One large pull request vs. several small ones?

Ryan Schmidt ryandesign at macports.org
Wed May 13 00:11:10 UTC 2020



On May 12, 2020, at 12:44, Jason Liu wrote:

> I would like to contribute a portfile for the newest version of Blender. I already have a local portfile that is compiling successfully, and I am doing some cleanup before submitting a pull request on GitHub. In addition to Blender itself, I have also packaged several of Blender's dependent libraries, which would also be new ports. My question is: Would it be better for me to submit all of the portfiles for Blender and the libraries in one single pull request? Or should I submit one pull request for each new package individually?
> 
> The reason why I ask is that the dependency tree is a bit complex, with some of the libraries dependent on other libraries which I packaged as well. And if I were to submit each of the libraries individually, there's no telling how long it would take to get each one of them accepted and merged before I would be able to submit the Blender portfile.


Thanks for contributing! And thanks for asking first.

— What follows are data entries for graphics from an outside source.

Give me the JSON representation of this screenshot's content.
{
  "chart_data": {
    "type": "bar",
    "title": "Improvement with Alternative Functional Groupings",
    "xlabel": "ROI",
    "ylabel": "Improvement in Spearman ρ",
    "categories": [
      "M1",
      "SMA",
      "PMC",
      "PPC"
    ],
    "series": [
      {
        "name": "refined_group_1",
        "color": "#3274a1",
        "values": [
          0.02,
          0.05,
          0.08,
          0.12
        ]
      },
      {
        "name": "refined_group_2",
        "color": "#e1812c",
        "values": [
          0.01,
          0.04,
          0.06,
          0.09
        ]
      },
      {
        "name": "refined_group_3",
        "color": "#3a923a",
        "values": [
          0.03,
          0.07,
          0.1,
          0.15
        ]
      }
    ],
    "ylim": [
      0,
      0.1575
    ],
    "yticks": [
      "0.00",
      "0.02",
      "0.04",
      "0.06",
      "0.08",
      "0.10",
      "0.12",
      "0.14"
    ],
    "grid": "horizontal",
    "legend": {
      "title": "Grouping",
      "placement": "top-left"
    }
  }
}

A problem I've seen before is that someone will submit a bunch of new ports or port updates all at once and make the same "mistakes" in each of them. Maybe not exactly mistakes, but doing things that are not necessarily the way we would recommend. It then becomes tedious to supply the same feedback for each port. We have many best practices that we'd like ports to follow and not all of them are well documented. Some of them just need to be learned by experience.

You may also want to let the earlier ports go through the buildbot system first to see if there are any build problems, especially on the older OS versions that the continuous integration systems hooked up to our pull requests don't test.

Maybe it would be better to start by submitting one PR for one isolated port. We can then give you feedback on anything that might need to be changed and merge it. This may enable you to make similar changes in your other ports before submitting them. Then submit a PR for a second port. At some point, once your PRs are getting accepted with no changes, you could submit two or more ports together in a single PR, if the ports are similar and not too complex.

I agree with others that a "commit bomb" that adds very many new ports all at once or makes very many changes all at once is likely to get ignored because it's just too much to review all at once, and mistakes are more likely to get overlooked.